Ветер ударил в окно. В щелке между тюлевыми занавесками мелькали неясные тени, снаружи явно кто-то бродил, но кто – не видать.
Она с детства любила дождь, любила грусть, которую он приносил с собой. Казалось, весь мир становится мягче и растворяется в небе. В такую ночь Элен любила забраться в теплую постель, нагретую двумя вынутыми из печи камнями, уютно закутаться в одеяло и слушать отца. Он рассказывал ей сказки или пел песни. Под мерный стук капель в памяти сами собой всплывали легенды. Отец рассказывал Элен о своих путешествиях на Лабрадор, об эскимосах и их странных обычаях, о том, как их женщины привязывают младенцев к спине и разжевывают для них пищу. Он рассказывал ей о Собачьем острове: летом туда на лодках свозили диких лаек и бросали на произвол судьбы. Зимой эскимосы забирали их для работы в упряжке. «Если подплыть поближе к берегу, то слышно, как ветер разносит звук, такой прекрасный и тоскливый, что плакать хочется». Отец садился на краешек кровати и накручивал на палец пушистые бакенбарды. Он продолжал рассказывать низким печальным голосом: «Это собаки выли от голода. Они собирались на берегу, когда мы проплывали мимо, лаяли, выли, грызлись между собой. Самые смелые бросались в воду и плыли за кораблем, они неотрывно смотрели нам в глаза, потом понимали, что не догнать, разворачивались и гребли обратно.
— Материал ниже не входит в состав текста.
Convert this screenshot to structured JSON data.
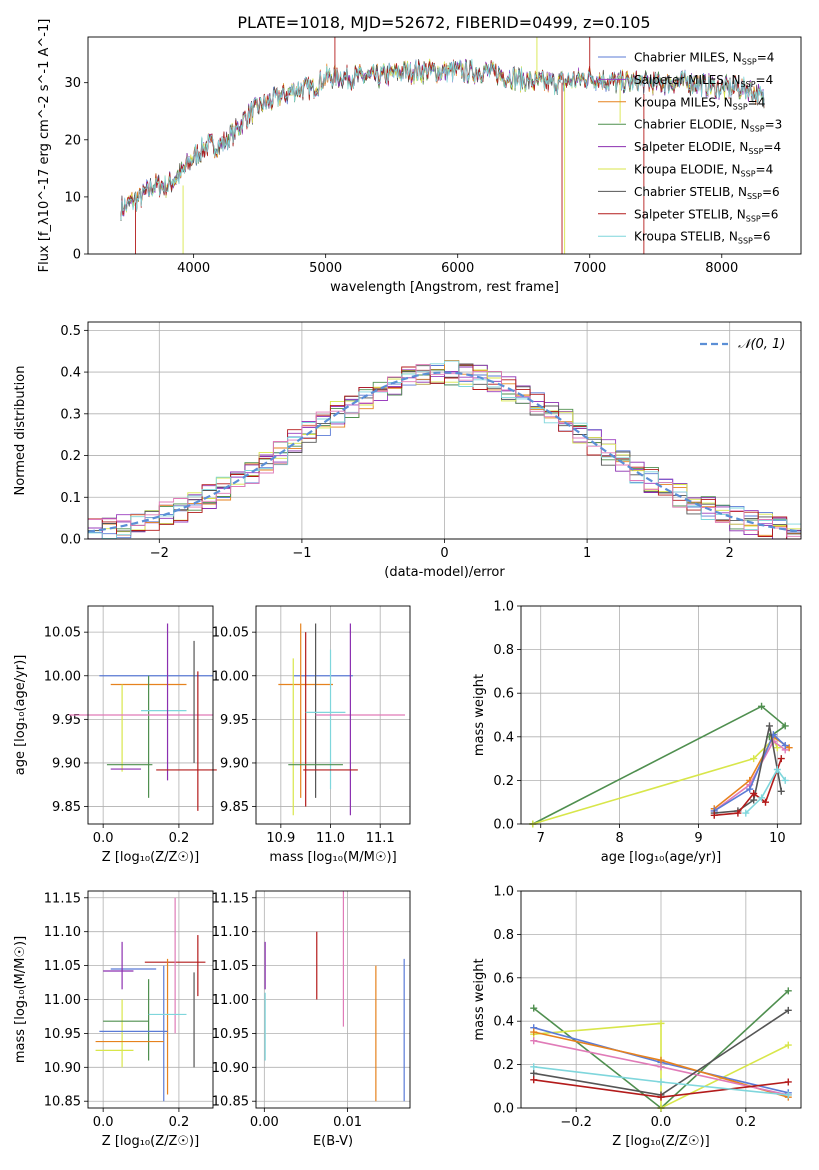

Собаки били лапами по воде, рвались к берегу, но сил уже не оставалось». Отец продолжал рассказывать, он вспоминал о моряках из дальних портов, с которыми вместе плавал, о страшных чудовищах и о призраках. Элен всегда с восторгом слушала такие истории. Ребенку они казались самой что ни на есть настоящей правдой, не то, что скучный мир вокруг. Отец ненадолго замолкал, потом начинал петь, голос у него был высокий и по-мальчишески звонкий, совсем не тот, каким он обычно говорил. От его пения комната мягко покачивалась в такт, будто Элен села в лодку и вышла в море вместе с отцом, а его голос успокаивал волны и мог, казалось, спасти от всех напастей. Отец пел любимую песню Элен о том, как в 1897 году ее дедушка, Томас Лэрейси, замерз во льдах во время охоты на нерпу:
Все было так здорово, все были счастливы, много работали, морякам сопутствовала удача, но Элен уже знала, что грянет беда. Голос отца становился глуше и печальней, за окном было ненастье, сердце Элен начинало отчаянно колотиться.
Отец ненадолго замолкал и заглядывал ей в глаза, словно сомневался, что дочь готова к рассказу о таком ужасном несчастье.